I graduated from Exeter University with a BSc in Geography. The study of geomorphology and climate change, alongside environmental policy and management encouraged my interest in natural hazards and subsequently I completed an MSc in Volcanology at Bristol University, finishing in 2013. This course gave a comprehensive overview of the physics governing the nature of volcanic activity, monitoring techniques and methods for disaster risk reduction and recovery- lessons which were then reinforced on a field course in Guatemala. During my MSc I completed a research project entitled ‘Investigating the Application of Desert Dust Detection Techniques for the Monitoring of Volcanic Ash Hazards’.
Following this I spent three months working in Hawaii with the gas geochemistry team at the Hawaiian Volcano Observatory.
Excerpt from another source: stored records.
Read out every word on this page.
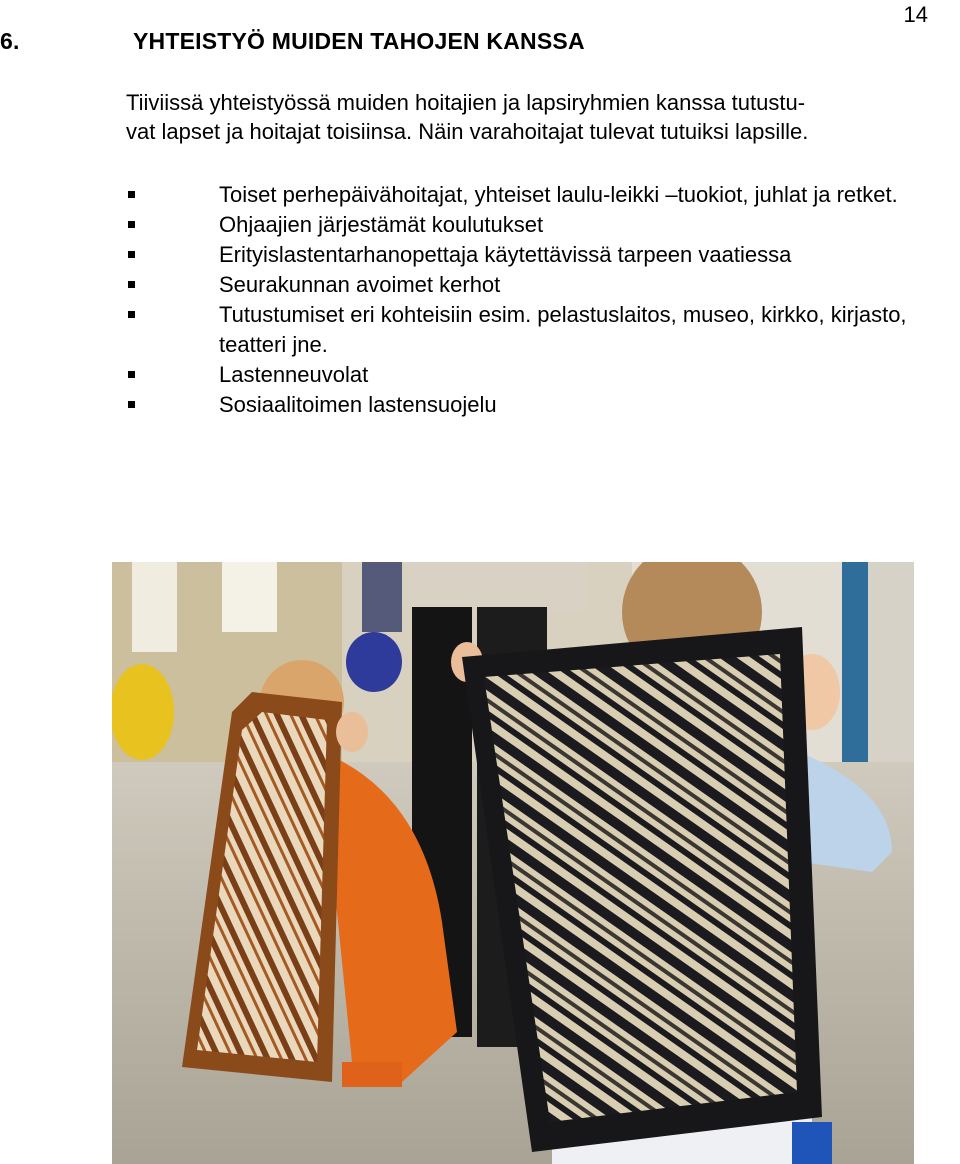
14
6.	YHTEISTYÖ MUIDEN TAHOJEN KANSSA

Tiiviissä yhteistyössä muiden hoitajien ja lapsiryhmien kanssa tutustu-

vat lapset ja hoitajat toisiinsa. Näin varahoitajat tulevat tutuiksi lapsille.

Toiset perhepäivähoitajat, yhteiset laulu-leikki –tuokiot, juhlat ja retket.
Ohjaajien järjestämät koulutukset
Erityislastentarhanopettaja käytettävissä tarpeen vaatiessa
Seurakunnan avoimet kerhot
Tutustumiset eri kohteisiin esim. pelastuslaitos, museo, kirkko, kirjasto, teatteri jne.
Lastenneuvolat
Sosiaalitoimen lastensuojelu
The role primarily included collecting and processing gas emission data from flyspec and FTIR, but also involved maintaining equipment, analysing water samples and mapping the active lava flows.
2011: Dean’s commendation, Exeter University
2010-2013: Jubilee and Millhayes Science Scholarship, Exeter University
I am interested the effects of sulphur dioxide gas emissions from volcanoes on cloud properties and precipitation and how satellite imagery can be used for detecting and monitoring volcanic ash and gases in the atmosphere.
Taylor, I, Mackie, S. and Watson, M. (2015) Investigating the use of the Saharan dust index as a tool for the detection of volcanic ash in SEVIRI imagery, Journal of Volcanology and Geothermal Research, 304:126-141.